The Great Opportunity Rip Off

by , posted on Friday, July 27th, 2012 at 12:45 pm

I am a first generation American. My father was born in 1918 on a small island off the coast of Norway. He never finished high school. I grew up poor in the middle of a wealthy area of the Chicago suburbs dreaming about going to college with no financial ability to do so. I saw education as a way to climb out of our poverty and a sure ticket into the middle class.

I was taught that America is the land of opportunity and all I had to do was work for it. And so I did.

I worked two part-time jobs to fund my first year of college. Then I got married and 3 children intervened. When I was set to return to school, Reagan had just taken office and access to loans and grants had all but dried up. And so, without knowing anything about non-violent direct civil action, I did my first act of non-violent direct civil action.

I walked into our local bank and asked for a student loan. They said no. They said they don’t do that anymore. I continued that morning up the chain of command until I sat before the Vice President of the bank asking for a student loan.

“Well, we don’t do that anymore,” he said. In the midst of my grief, I took a deep breath and looked down at the ground. I saw my purse and inside it my small reporter’s notebook. At the time, I was a ‘stringer’ for a newspaper, earning $25 a story for about 10 hours of work. Without even thinking, I picked up my notebook and told him I was a reporter for the local paper and was going to interview him for a story I was writing about why a local bank is not going to give a local resident a student loan.

“We will give you your student loan,” he said, without so much as a three second pause. That was years ago when banks still had a sense of community and a sense of shame.

I got my degree and my husband and I were able to get our daughters through college. But when my oldest daughter became divorced and lost everything financially, she and her three children had to move in with me. She had spent the past 10 years raising children. But with the changes in our economy, her degree was no longer wanted in our marketplace. And so she is starting her life over again at age forty without a degree.

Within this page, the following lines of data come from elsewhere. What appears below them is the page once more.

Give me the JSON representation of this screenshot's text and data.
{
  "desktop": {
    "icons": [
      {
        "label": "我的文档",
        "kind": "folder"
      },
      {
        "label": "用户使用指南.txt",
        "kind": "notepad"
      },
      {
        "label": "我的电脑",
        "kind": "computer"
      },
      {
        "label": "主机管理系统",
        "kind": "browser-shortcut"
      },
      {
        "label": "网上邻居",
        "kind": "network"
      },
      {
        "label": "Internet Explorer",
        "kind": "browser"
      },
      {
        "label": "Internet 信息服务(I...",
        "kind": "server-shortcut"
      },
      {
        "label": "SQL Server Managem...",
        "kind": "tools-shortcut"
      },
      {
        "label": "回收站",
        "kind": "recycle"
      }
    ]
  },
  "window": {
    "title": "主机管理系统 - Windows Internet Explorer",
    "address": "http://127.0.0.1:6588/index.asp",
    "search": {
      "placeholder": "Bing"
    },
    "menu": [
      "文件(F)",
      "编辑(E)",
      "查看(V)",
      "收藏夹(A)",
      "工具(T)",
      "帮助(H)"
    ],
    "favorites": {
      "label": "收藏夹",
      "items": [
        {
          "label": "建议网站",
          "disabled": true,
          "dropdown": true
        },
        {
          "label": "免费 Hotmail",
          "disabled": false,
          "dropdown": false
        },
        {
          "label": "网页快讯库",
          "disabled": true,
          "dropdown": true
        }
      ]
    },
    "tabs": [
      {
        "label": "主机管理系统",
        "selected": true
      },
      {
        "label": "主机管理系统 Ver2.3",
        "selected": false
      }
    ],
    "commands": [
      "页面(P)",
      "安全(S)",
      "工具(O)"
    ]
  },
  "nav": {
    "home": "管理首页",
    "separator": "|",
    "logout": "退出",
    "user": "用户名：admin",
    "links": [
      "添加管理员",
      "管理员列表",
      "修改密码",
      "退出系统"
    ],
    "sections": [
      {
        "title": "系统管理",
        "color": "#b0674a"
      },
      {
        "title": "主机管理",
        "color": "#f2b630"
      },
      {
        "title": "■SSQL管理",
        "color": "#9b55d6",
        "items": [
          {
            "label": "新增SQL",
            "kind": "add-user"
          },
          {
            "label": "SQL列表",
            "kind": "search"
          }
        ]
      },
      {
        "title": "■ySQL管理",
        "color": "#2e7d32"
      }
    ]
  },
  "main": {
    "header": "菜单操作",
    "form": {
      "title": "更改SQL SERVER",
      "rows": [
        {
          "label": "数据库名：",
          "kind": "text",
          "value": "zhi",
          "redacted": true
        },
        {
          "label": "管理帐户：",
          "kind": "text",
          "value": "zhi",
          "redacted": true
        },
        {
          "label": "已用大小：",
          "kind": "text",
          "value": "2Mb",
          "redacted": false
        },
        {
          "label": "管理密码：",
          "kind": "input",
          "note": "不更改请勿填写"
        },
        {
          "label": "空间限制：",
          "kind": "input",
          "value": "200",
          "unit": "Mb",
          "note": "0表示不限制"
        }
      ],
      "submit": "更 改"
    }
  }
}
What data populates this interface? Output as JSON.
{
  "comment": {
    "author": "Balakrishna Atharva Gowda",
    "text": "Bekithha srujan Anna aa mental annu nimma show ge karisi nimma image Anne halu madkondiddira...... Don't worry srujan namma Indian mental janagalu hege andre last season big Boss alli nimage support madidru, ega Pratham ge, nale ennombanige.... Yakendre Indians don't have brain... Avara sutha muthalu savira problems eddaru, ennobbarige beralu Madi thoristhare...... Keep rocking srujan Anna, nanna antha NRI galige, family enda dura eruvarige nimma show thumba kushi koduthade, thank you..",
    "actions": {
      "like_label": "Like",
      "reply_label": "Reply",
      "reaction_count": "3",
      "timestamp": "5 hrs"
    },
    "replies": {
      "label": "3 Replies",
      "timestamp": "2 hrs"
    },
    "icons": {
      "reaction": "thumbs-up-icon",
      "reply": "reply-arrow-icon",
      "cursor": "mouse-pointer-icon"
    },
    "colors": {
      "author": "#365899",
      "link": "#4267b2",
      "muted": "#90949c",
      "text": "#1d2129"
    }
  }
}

I had been so sure college would guarantee financial security and a ticket into the middle class. I was wrong. All that I had worked for to ensure a better life for my children and my grandchildren was taken away in one generation by the 1%.

We are the 99%.

I was able to barely grab opportunity at the dawn of the Reagan years but now my daughter and my grandchildren, no matter how hard they work, have what I call the ‘Deck of Opportunity’ stacked against them. This is the great opportunity rip off.

Jon Stewart, of The Daily Show, calls it the “Wealth Incumbency,” where the wealthy create the rules that restrict access to opportunity to those that already possess wealth.

Joseph Stiglitz, in his book, ‘The Price of Inequality,’ makes the case that we now have in our country the least equality of opportunity of all advanced countries—even worse than what was possible in ‘Old Europe’ centuries ago. Stiglitz states that we have institutionalized the advantages of opportunity to the wealthy.

The damning issue is not inequality of wealth, but inequality of opportunity. Our nation was founded on equality of opportunity, but we have most assuredly lost that foundation.

We need to look no further than the last forty years of the Republican Party assault on the middle class as the culprit in this very real crime against average Americans.